Rabu, 04 Januari 2012

Konsepsi Budaya Damai dalam Kehidupan Masyarakat Berdasarkan Ungkapan Narit Maja

Pendahuluan
Masyarakat Aceh sebagai masyarakat multikultural yang terdiri dari berbagai suku bangsa. Di mana kumpulan manusia yang berbeda-beda asal-usulnya membentuk kepentingan dan tujuan yang sama pada saat tertentu dalam perjalanan historis kerajaan Aceh pada masa lalu. Berbagai keragaman itu dapat dibuktikan secara sederhana dari bentuk fisik, karakter sosial dan bahasa-bahasa lokal sebagai bukti nyata yang terdapat dalam masyarakat Aceh sampai saat ini. Dalam menyatukan persepsi masyarakat multikultural yang terbentuk secara ’konsensus lokal’ dengan nama Aceh, harus ada suatu pemahaman di dalam masyarakatnya sehingga tidak terjadi disharmoni dengan sesama.
Dalam konteks kemultikulturalan diperlukan suatu pemikiran untuk dapat mempertahankan kebersamaan dalam harmonisasi yang bertahan secara berkesinambungan. Masyarakat Aceh disatukan oleh suatu landasan pemikiran yang menjamin eksistensi mereka terhadap asosiasi sehingga mampu menuju suatu tujuan yang sama, walaupun tanpa dilatarbelakangi pemikiran yang seragam. Keberagaman pemikiran orang Aceh ini seperti terlacak dalam kehidupan masyarakat melalui ungkapan sehari-hari yang terdapat dalam narit maja. Meskipun narit maja ini dikemas dalam bentuk syair dan pantun, namun sesungguhnya memiliki pokok pemikiran dalam masyarakat yang dibentuk melalui tradisi lisan.

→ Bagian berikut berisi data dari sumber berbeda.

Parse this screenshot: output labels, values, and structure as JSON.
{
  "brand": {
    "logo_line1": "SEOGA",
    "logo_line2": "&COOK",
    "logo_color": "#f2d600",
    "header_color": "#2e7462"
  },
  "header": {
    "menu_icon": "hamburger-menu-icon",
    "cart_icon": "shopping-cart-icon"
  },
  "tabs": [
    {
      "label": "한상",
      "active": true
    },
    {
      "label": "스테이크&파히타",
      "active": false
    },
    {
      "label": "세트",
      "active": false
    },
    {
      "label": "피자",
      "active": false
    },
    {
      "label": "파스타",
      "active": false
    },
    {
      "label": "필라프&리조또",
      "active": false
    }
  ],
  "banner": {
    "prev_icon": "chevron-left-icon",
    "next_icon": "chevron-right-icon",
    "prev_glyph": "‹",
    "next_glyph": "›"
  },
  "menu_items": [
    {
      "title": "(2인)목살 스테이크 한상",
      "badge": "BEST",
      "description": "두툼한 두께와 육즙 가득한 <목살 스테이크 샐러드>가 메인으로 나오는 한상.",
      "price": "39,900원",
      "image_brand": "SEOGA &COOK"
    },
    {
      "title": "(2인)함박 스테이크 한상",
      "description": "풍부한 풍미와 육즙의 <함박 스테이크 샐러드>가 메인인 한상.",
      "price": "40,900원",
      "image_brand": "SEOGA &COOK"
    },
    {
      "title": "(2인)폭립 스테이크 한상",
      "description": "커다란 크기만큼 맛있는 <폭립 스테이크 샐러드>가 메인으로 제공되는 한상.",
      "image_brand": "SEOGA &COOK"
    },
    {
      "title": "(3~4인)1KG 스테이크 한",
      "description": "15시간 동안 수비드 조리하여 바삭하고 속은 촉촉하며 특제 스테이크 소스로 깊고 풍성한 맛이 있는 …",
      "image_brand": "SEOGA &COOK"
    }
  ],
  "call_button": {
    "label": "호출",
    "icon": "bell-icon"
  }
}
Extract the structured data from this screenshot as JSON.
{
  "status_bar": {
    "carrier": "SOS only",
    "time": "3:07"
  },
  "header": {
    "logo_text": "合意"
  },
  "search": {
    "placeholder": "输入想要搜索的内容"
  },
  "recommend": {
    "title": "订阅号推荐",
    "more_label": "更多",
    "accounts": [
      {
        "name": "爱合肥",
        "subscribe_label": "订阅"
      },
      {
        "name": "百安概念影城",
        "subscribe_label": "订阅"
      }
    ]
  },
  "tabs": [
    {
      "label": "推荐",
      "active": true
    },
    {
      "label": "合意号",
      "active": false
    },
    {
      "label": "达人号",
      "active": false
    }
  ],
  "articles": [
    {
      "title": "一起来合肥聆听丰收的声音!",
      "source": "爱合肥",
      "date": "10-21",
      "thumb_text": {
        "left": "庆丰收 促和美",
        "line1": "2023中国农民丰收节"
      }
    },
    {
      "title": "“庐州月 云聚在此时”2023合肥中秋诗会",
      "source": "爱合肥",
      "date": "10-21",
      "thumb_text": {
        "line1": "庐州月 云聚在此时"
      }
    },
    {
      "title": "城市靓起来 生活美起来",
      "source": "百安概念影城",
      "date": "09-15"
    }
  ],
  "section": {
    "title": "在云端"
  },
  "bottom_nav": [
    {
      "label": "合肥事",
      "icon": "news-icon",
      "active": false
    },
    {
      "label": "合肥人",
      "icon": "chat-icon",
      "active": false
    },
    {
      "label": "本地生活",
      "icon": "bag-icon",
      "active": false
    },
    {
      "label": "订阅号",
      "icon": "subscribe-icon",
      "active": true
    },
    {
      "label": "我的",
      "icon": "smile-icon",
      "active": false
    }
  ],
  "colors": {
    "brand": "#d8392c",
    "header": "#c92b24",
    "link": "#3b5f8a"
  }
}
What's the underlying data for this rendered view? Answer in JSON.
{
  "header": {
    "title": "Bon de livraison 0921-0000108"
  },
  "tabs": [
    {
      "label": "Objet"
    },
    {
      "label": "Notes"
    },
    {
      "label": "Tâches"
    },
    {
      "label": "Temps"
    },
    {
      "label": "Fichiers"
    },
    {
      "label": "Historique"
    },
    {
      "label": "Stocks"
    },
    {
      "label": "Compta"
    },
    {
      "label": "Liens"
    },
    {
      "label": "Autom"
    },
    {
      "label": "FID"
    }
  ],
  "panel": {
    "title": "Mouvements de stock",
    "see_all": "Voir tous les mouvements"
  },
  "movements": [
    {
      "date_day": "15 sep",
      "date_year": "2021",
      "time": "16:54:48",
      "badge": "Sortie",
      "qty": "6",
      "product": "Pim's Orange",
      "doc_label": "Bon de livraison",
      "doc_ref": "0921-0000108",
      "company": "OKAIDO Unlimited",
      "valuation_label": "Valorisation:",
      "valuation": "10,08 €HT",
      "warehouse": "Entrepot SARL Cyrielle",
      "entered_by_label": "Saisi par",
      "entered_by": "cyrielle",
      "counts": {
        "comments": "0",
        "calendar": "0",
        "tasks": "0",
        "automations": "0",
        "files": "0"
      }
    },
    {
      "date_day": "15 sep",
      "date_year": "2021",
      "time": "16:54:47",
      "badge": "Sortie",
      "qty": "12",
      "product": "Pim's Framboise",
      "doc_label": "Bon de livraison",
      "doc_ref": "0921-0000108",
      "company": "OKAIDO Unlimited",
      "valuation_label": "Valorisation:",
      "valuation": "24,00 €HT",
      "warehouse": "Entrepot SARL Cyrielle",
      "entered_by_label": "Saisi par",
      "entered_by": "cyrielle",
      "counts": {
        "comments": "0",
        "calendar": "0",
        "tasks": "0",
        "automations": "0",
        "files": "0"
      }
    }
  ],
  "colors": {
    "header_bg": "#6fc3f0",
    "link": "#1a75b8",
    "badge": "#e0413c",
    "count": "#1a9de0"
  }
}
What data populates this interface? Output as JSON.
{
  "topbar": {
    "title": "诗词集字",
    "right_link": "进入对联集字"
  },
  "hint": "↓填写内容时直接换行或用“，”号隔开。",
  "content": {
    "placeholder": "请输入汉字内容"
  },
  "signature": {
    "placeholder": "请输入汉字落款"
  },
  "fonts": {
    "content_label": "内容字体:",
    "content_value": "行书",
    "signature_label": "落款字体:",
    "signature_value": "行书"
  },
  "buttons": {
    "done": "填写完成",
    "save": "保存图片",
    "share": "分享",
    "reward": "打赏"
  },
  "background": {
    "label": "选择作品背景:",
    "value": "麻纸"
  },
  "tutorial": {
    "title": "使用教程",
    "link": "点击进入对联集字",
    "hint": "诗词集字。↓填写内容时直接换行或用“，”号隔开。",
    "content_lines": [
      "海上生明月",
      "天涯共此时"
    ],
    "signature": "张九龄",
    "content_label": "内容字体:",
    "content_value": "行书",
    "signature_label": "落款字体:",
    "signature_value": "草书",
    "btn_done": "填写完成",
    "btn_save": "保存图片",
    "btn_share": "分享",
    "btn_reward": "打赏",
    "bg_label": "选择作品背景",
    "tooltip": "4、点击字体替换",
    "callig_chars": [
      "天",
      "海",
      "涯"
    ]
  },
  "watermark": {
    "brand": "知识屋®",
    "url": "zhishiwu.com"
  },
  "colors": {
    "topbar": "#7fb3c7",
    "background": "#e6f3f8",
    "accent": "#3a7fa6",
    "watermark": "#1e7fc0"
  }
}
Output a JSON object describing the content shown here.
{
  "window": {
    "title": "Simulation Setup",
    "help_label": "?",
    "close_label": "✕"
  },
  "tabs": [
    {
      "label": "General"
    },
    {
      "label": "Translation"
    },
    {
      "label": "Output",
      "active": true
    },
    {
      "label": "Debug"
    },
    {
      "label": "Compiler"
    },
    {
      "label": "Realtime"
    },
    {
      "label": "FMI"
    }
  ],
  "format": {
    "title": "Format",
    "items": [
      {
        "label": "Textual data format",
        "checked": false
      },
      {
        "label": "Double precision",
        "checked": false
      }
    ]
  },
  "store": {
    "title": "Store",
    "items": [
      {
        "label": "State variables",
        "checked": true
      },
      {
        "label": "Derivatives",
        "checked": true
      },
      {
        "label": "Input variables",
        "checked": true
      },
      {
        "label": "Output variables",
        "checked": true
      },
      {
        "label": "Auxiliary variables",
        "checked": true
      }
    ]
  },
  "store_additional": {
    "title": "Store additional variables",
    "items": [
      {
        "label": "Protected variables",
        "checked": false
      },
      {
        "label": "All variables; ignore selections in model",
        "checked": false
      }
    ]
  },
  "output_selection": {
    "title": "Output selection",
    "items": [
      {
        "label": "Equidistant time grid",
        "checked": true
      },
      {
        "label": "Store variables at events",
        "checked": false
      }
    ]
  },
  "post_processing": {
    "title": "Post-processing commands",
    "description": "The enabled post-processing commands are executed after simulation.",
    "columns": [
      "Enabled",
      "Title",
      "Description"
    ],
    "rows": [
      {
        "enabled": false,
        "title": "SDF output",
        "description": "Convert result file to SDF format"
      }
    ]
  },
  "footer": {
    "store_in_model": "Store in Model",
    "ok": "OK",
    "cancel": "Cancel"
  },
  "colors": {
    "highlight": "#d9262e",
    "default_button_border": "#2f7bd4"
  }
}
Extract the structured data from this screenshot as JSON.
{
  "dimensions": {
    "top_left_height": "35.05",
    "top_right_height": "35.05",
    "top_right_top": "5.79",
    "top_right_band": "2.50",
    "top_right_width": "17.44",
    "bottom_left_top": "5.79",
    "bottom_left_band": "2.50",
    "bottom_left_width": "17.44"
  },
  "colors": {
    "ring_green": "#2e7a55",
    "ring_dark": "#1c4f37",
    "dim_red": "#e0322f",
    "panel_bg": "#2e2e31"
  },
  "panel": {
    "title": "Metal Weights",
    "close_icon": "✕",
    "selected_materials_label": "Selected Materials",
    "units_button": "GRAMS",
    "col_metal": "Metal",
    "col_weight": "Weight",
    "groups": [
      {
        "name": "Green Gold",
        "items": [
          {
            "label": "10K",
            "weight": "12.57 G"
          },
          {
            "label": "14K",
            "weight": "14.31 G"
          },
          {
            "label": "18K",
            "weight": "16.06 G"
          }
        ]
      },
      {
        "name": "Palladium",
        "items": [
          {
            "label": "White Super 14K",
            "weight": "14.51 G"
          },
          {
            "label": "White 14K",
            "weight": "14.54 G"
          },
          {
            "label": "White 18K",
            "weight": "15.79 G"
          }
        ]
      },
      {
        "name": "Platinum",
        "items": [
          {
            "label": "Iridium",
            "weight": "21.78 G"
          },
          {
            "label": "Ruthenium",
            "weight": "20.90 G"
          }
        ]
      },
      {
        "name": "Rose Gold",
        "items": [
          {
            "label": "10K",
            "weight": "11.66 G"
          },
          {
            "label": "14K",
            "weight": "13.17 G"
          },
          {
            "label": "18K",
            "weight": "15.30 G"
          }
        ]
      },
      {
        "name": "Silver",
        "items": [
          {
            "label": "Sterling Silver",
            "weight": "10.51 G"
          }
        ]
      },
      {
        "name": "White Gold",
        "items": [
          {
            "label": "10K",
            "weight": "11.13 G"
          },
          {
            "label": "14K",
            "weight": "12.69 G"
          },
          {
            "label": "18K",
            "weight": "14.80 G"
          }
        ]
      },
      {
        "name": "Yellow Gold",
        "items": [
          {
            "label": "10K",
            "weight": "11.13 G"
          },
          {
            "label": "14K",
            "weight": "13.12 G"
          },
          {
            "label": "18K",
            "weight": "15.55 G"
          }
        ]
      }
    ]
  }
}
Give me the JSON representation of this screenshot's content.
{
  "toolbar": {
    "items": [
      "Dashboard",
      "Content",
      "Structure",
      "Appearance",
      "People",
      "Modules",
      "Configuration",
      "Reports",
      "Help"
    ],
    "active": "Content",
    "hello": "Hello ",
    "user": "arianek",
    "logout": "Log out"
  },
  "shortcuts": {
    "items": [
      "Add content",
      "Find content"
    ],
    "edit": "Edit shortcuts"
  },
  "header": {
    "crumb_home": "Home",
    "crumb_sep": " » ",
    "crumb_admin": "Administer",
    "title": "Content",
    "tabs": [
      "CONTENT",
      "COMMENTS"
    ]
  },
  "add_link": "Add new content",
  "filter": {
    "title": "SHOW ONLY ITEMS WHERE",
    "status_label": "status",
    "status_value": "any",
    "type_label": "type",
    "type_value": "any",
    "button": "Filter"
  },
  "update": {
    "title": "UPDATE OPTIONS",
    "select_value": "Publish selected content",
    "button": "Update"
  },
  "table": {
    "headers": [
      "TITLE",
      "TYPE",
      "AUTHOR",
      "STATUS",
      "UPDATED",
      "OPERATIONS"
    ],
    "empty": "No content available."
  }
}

Konsepsi Kehidupan Masyarakat Dalam Narit Maja

Budaya Aceh dan Islam dalam kehidupan masyarakat Aceh seperti dua sisi mata uang yang tidak dapat dipisahkan, seperti ungkapan ulama terkenal Aceh Syekh Ibnu Abbas Kutakarang yang berbunyi adat ngon hukom lagee zat ngon sifeuet (adat dengan hukum seperti zat dengan sifatnya). Dalam kehidupan masyarakat Aceh tak terlepas dari konflik dalam perjalanan historisnya. Konflik adalah suatu keniscayaan dan kodrat dalam kehidupan manusia. Nasir Budiman yang merujuk kepada referensi Al Qur’an, berdasarkan Surat Hud ayat 118-119. Dalam ayat itu disimpulkan, di mana Allah SWT,: 1) tidak menghendaki manusia dalam keadaan tunggal (monolitik) ; 2) manusia senantiasa berkonflik ; 3) yang tidak berkonflik adalah mereka yang mendapatkan rahmat Allah ; 4) untuk desain seperti itulah Allah SWT, telah menciptakan manusia; 5) keputusan dan ketetapan Allah itu telah sempurna dan tidak berubah; 6) kebahagiaan dan kesengsaraan abadi bersangkutan dengan masalah perbedaan antara sesama manusia dan perselisihan di antara mereka.
Perbedaan sesama manusia yang diterima tanpa menimbulkan konflik merupakan rahmat Allah yang membawa kepada perdamaian dan kebahagiaan, sedangkan konflik sesama manusia yang diterima dengan perselisihan akan menjadi pangkal permusuhan dan kesengsaraan, sehingga dibutuhkan suatu konsepsi budaya damai dalam kehidupan bermasyarakat.
Di Aceh, hal itu tercermin dalam ungkapan narit maja yang merupakan tradisi lisan dalam kehidupan keseharian yang berlaku di dalam masyarakat. Di dalam kehidupan masyarakat, segala kebijakan dalam kehidupan mereka harus berdasarkan kepada hukum dan pemimpin, seperti ungkapan hana umong nyang hana ateung, hana ureung nyang hana petua (tak ada sawah yang tidak berpematang, tak ada orang yang tidak berpemimpin/ketua).
Masyarakat Aceh adalah masyarakat yang senantiasa menjunjung tinggi rasa kebersamaan dalam kehidupan mereka, seperti tercermin dari ungkapan narit maja, udép beusaré, maté beusajan, saboeh kafan dalam keureunda (hidup bersamaan, mati berbarengan ; satu kafan, dalam keranda). Mereka juga sangat menjunjung tinggi norma hukum untuk mengimbangi karakteristiknya, seperti yang terdapat dalam ungkapan kiwieng ateueng beuneung peuteupat ; kiwieng ureung peudeung peuteupat (bengkok pematang, benang luruskan ; bengkok orang, pedang (hukum) luruskan.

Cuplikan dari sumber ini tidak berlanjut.